I create a CGI script that polls an SQLite database and builds a statistics table. Below is a table of the source database, as well as a snippet of the corresponding code. Everything works (functionally), but CGI itself is very slow since I have several nested SELECT COUNT(id) calls. I believe that my best bet in optimization is to ask the SO community, since my time with Google was relatively fruitless.
Table:
CREATE TABLE messages ( id TEXT PRIMARY KEY ON CONFLICT REPLACE, date TEXT, hour INTEGER, sender TEXT, size INTEGER, origin TEXT, destination TEXT, relay TEXT, day TEXT);
(Yes, I know that the table is not normalized, but it is filled with excerpts from the mail journal ... I was pleased to receive the extract and fill the work, not to mention normalizing it.
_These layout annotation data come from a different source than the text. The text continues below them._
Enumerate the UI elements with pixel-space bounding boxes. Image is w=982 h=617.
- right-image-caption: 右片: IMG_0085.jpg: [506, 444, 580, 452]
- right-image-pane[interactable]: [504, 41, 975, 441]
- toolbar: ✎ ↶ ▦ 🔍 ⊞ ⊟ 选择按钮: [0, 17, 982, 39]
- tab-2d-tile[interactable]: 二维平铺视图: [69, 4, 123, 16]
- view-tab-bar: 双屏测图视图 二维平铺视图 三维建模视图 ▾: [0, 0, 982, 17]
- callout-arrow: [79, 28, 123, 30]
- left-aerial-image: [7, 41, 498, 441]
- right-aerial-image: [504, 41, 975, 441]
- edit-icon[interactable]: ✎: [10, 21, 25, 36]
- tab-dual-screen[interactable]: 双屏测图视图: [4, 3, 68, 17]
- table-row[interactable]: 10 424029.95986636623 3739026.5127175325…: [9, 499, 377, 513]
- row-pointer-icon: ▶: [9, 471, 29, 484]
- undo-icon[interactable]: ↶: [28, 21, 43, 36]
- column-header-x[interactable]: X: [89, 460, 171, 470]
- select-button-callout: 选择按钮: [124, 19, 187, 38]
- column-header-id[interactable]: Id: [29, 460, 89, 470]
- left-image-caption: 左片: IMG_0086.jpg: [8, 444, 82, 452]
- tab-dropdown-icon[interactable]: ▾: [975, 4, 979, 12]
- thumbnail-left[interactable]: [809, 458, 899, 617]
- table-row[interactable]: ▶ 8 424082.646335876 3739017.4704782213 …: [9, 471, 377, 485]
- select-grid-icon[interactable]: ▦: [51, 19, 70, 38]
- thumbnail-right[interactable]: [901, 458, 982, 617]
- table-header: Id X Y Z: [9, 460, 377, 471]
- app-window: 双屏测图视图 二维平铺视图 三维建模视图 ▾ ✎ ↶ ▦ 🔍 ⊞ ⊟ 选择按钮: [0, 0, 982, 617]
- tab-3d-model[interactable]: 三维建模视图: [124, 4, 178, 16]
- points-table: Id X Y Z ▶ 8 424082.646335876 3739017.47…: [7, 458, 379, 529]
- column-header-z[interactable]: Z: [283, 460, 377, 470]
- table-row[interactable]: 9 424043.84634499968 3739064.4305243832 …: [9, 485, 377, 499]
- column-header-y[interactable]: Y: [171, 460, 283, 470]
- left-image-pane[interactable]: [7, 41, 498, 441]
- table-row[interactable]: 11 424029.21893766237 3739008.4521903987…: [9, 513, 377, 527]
I do not think that the table structure has much in common with my question at the moment, but I could be wrong.)
Example line:
476793200A7|Jan 29 06:04:47|6| admin@mydomain.com |4656|web02.mydomain.pvt| user@example.com |mail01.mydomain.pvt|Jan 29
And, the Python code that builds my tables:
#!/usr/bin/python print 'Content-type: text/html\n\n' from datetime import date import re p = re.compile('(\w+) (\d+)') d_month = {'Jan':1,'Feb':2,'Mar':3,'Apr':4,'May':5,'Jun':6,'Jul':7,'Aug':8,'Sep':9,'Oct':10,'Nov':11,'Dec':12} l_wkday = ['Mo','Tu','We','Th','Fr','Sa','Su'] days = [] curs.execute('SELECT DISTINCT(day) FROM messages ORDER BY day') for day in curs.fetchall(): m = p.match(day[0]).group(1) m = d_month[m] d = p.match(day[0]).group(2) days.append([day[0],"%s (%s)" % (day[0],l_wkday[date.weekday(date(2010,int(m),int(d)))])]) curs.execute('SELECT DISTINCT(sender) FROM messages') senders = curs.fetchall() for sender in senders: curs.execute('SELECT COUNT(id) FROM messages WHERE sender=%s',(sender[0])) print ' <div id="'+sender[0]+'">' print ' <h1>Stats for Sender: '+sender[0]+'</h1>' print ' <table><caption>Total messages in database: %d</caption>' % curs.fetchone()[0] print ' <tr><td> </td><th colspan=24>Hour of Day</th></tr>' print ' <tr><td class="left">Day</td><th>%s</th></tr>' % '</th><th>'.join(map(str,range(24))) for day in days: print ' <tr><td>%s</td>' % day[1] for hour in range(24): sql = 'SELECT COUNT(id) FROM messages WHERE sender="%s" AND day="%s" AND hour="%s"' % (sender[0],day[0],str(hour)) curs.execute(sql) d = curs.fetchone()[0] print ' <td>%s</td>' % (d>0 and str(d) or '') print ' </tr>' print ' </table></div>' print ' </body>\n</html>\n'
I'm not sure if there are any ways to combine some of the queries or approach from a different angle to extract the data. I also thought about creating a second table with accounts in it and just updating it when updating the original table. I have been looking at this for too long, so tomorrow I am going to attack him again, I hope, with some understanding of experts;)
Edit: using the GROUP BY answer below, I was able to get the data needed from the database in one query. I switched to Perl, because nested mailbox support in Python just didn't work very well for how I needed to approach this (by creating a set of HTML tables in a certain way). Here is a snippet of recycled code:
my %data; my $rows = $db->selectall_arrayref("SELECT COUNT(id),sender,day,hour FROM messages GROUP BY sender,day,hour ORDER BY sender,day,hour"); for my $row (@$rows) { my ($ct, $se, $dy, $hr) = @$row; $data{$se}{$dy}{$hr} = $ct; } for my $se (keys %data) { print "Sender: $se\n"; for my $dy (keys %{$data{$se}}) { print "Day: ",time2str('%a',str2time("$dy 2010"))," $dy\n"; for my $hr (keys %{$data{$se}{$dy}}) { print "Hour: $hr = ".$data{$se}{$dy}{$hr}."\n"; } } print "\n"; }
What once ran around 28.024s now takes 0.415s!